We are looking for an Information Security Analyst to join our Technology division.

  • Do you have proven experience in an Information Security role?
  • Are you looking for a role where you’ll have the opportunity to influence Information Security processes, using the latest technology in threat detection and response?
  • Are you motivated by our vision of creating a world where every child doesn’t just survive, but thrives, and can go on to change the world?

    • If the answers to these questions are yes, we would love to hear from you!About Us

    Save the Children UK believes every child deserves a future. In the UK and around the world, we work every day to give children a healthy start in life, the opportunity to learn and protection from harm. When crisis strikes, and children are most vulnerable, we are always among the first to respond and the last to leave. We ensure children’s unique needs are met and their voices are heard. We deliver lasting results for millions of children, including those hardest to reach.

    Job Purpose

    Reporting directly to the Infrastructure Manager, as Information Security Analyst you’ll be responsible for helping to safeguard the organisation’s information assets and systems.

    You will conduct vulnerability assessments and monitor systems, networks and Web services for potential system breaches, in order to help us respond to changing legislation and ever-increasing infrastructure complexity.

    You will research security trends, new methods and techniques used in unauthorized access of data in order to pre-emptively eliminate the possibility of a system breach.

    As a rights-based organisation, we are committed to anti-racism and actively opposed systemic oppression of any form. The role holder will visibly lead our commitment to celebrate diversity, challenge inequality, and build an inclusive environment for every one of our employees so we can better represent the children we protect.

    Main Accountabilities

    As Information Security Analyst, you will have the opportunity to influence how we monitor and respond to incidents and events at SCUK, using the latest technology in threat detection and response.

    You’ll provide expertise to the wider organisation, acting as a key point of contact for Security questions and daily remediation of BAU tickets related to Cyber Security and delivering first level investigation and remediation activities as a member of the Security Incident Response Team.

    Person Profile

    To be successful you will ideally hold a CISA, CISM and/or CISSP qualification and will have gained progressive experience working in an Information Security role.

    Driven to improve systems and processes, you will be adept at providing subject matter expert advice and should have the ability to clearly articulate technical concepts to a variety of non-technical audiences.
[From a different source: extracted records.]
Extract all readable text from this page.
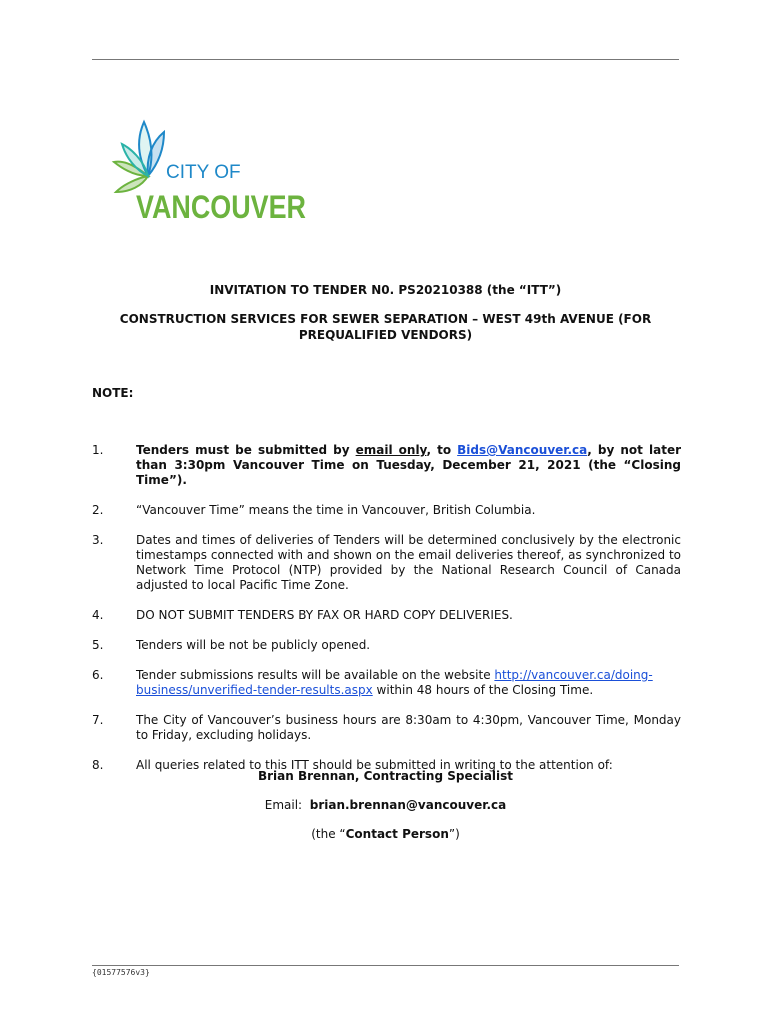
CITY OF
VANCOUVER
INVITATION TO TENDER N0. PS20210388 (the “ITT”)
CONSTRUCTION SERVICES FOR SEWER SEPARATION – WEST 49th AVENUE (FOR PREQUALIFIED VENDORS)
NOTE:
1.	Tenders must be submitted by email only, to Bids@Vancouver.ca, by not later than 3:30pm Vancouver Time on Tuesday, December 21, 2021 (the “Closing Time”).
2.	“Vancouver Time” means the time in Vancouver, British Columbia.
3.	Dates and times of deliveries of Tenders will be determined conclusively by the electronic timestamps connected with and shown on the email deliveries thereof, as synchronized to Network Time Protocol (NTP) provided by the National Research Council of Canada adjusted to local Pacific Time Zone.
4.	DO NOT SUBMIT TENDERS BY FAX OR HARD COPY DELIVERIES.
5.	Tenders will be not be publicly opened.
6.	Tender submissions results will be available on the website http://vancouver.ca/doing-business/unverified-tender-results.aspx within 48 hours of the Closing Time.
7.	The City of Vancouver’s business hours are 8:30am to 4:30pm, Vancouver Time, Monday to Friday, excluding holidays.
8.	All queries related to this ITT should be submitted in writing to the attention of:
Brian Brennan, Contracting Specialist
Email: brian.brennan@vancouver.ca
(the “Contact Person”)
{01577576v3}
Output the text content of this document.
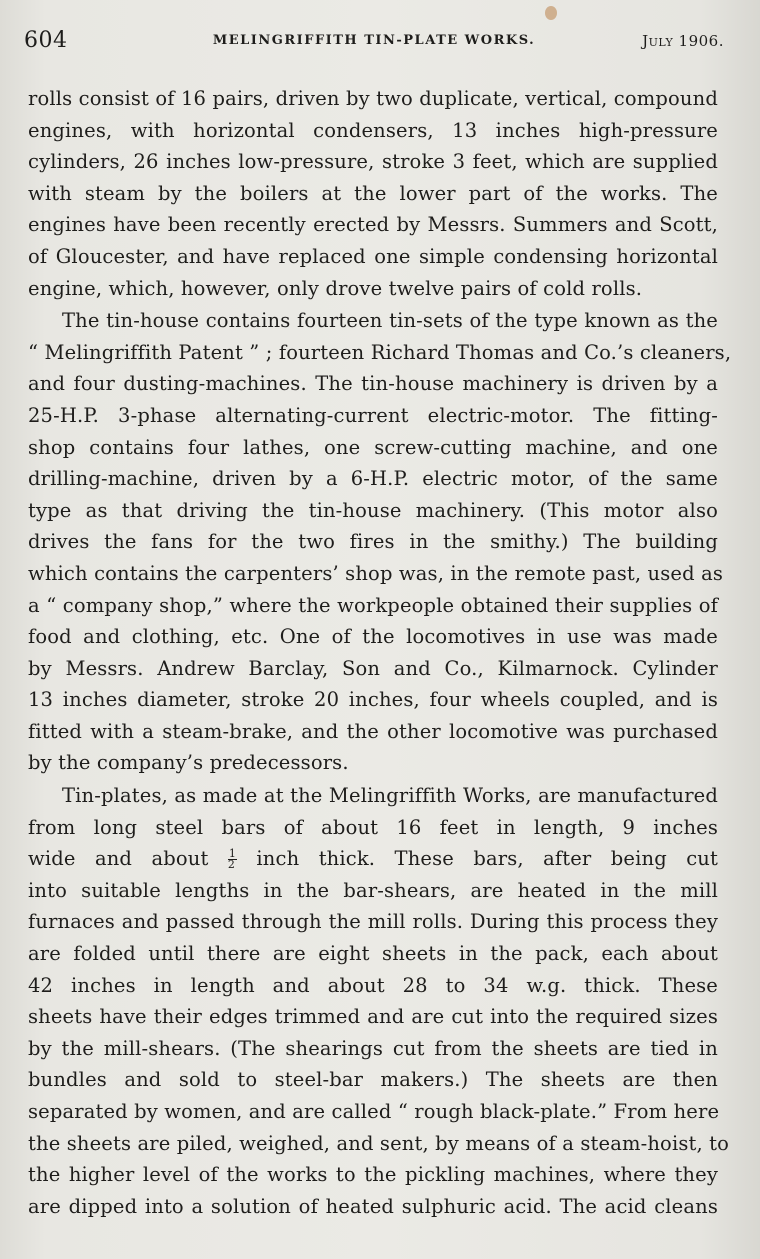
604	MELINGRIFFITH TIN-PLATE WORKS.	July 1906.
rolls consist of 16 pairs, driven by two duplicate, vertical, compound
engines, with horizontal condensers, 13 inches high-pressure
cylinders, 26 inches low-pressure, stroke 3 feet, which are supplied
with steam by the boilers at the lower part of the works. The
engines have been recently erected by Messrs. Summers and Scott,
of Gloucester, and have replaced one simple condensing horizontal
engine, which, however, only drove twelve pairs of cold rolls.
The tin-house contains fourteen tin-sets of the type known as the
“ Melingriffith Patent ” ; fourteen Richard Thomas and Co.’s cleaners,
and four dusting-machines. The tin-house machinery is driven by a
25-H.P. 3-phase alternating-current electric-motor. The fitting-
shop contains four lathes, one screw-cutting machine, and one
drilling-machine, driven by a 6-H.P. electric motor, of the same
type as that driving the tin-house machinery. (This motor also
drives the fans for the two fires in the smithy.) The building
which contains the carpenters’ shop was, in the remote past, used as
a “ company shop,” where the workpeople obtained their supplies of
food and clothing, etc. One of the locomotives in use was made
by Messrs. Andrew Barclay, Son and Co., Kilmarnock. Cylinder
13 inches diameter, stroke 20 inches, four wheels coupled, and is
fitted with a steam-brake, and the other locomotive was purchased
by the company’s predecessors.
Tin-plates, as made at the Melingriffith Works, are manufactured
from long steel bars of about 16 feet in length, 9 inches
wide and about $\frac{1}{2}$ inch thick. These bars, after being cut
into suitable lengths in the bar-shears, are heated in the mill
furnaces and passed through the mill rolls. During this process they
are folded until there are eight sheets in the pack, each about
42 inches in length and about 28 to 34 w.g. thick. These
sheets have their edges trimmed and are cut into the required sizes
by the mill-shears. (The shearings cut from the sheets are tied in
bundles and sold to steel-bar makers.) The sheets are then
separated by women, and are called “ rough black-plate.” From here
the sheets are piled, weighed, and sent, by means of a steam-hoist, to
the higher level of the works to the pickling machines, where they
are dipped into a solution of heated sulphuric acid. The acid cleans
    In addition, you will have:

  • Proven experience in an information security role, with a sound knowledge of IT security best practice, common attack types and detection / prevention methods
  • Understanding of performing 1st level analysis and interpretation of information from SOC systems; incident identification/analysis, escalation procedures, and reduction of false positives
  • Demonstrable experience of analysing and interpreting system, security and application logs in order to diagnose faults and spot abnormal behaviours
  • Experience of some common network or security devices, such as routers, switches, hubs, firewalls, or SIEMS
  • Knowledge of information security frameworks including ISO 2700x, NIST and CESG advised best practice
  • Knowledge of information security audit techniques, including management and testing of IT controls frameworks
  • Experience in Vulnerability Assessment (VA) scanner operations for identifying network and platform risks and misconfigurations.

    • Other knowledge you might bring to the role, but not essential:

  • Knowledge of OWASP top 10
  • Knowledge of DPA/GDPR
  • Experience in maintaining ISMS policies and process documents.
  • Knowledge of information security audit techniques, including management and testing of IT controls frameworks.

    • Save the Children UK is committed to diversity and equality of opportunity in all aspects of our work both external and internal. We strive to be an inclusive employer and particularly encourage applications from under-represented groups such as returning parents or carers who are re-entering work after a career break, people who are LGBT+, from Black, Asian and Minority Ethnic backgrounds, with a disability, impairment, learning difference or long-term condition, with caring responsibilities, from different nations and regions, and from less advantaged socioeconomic backgrounds.

    Note:

    To avoid disappointment, you are advised to submit your application as soon as possible as we reserve the right to close the vacancy early if a high volume of applications are received. This is to ensure that we can manage application levels whilst maintaining a positive candidate experience. Unfortunately once a vacancy has closed, we are unable to consider further applications.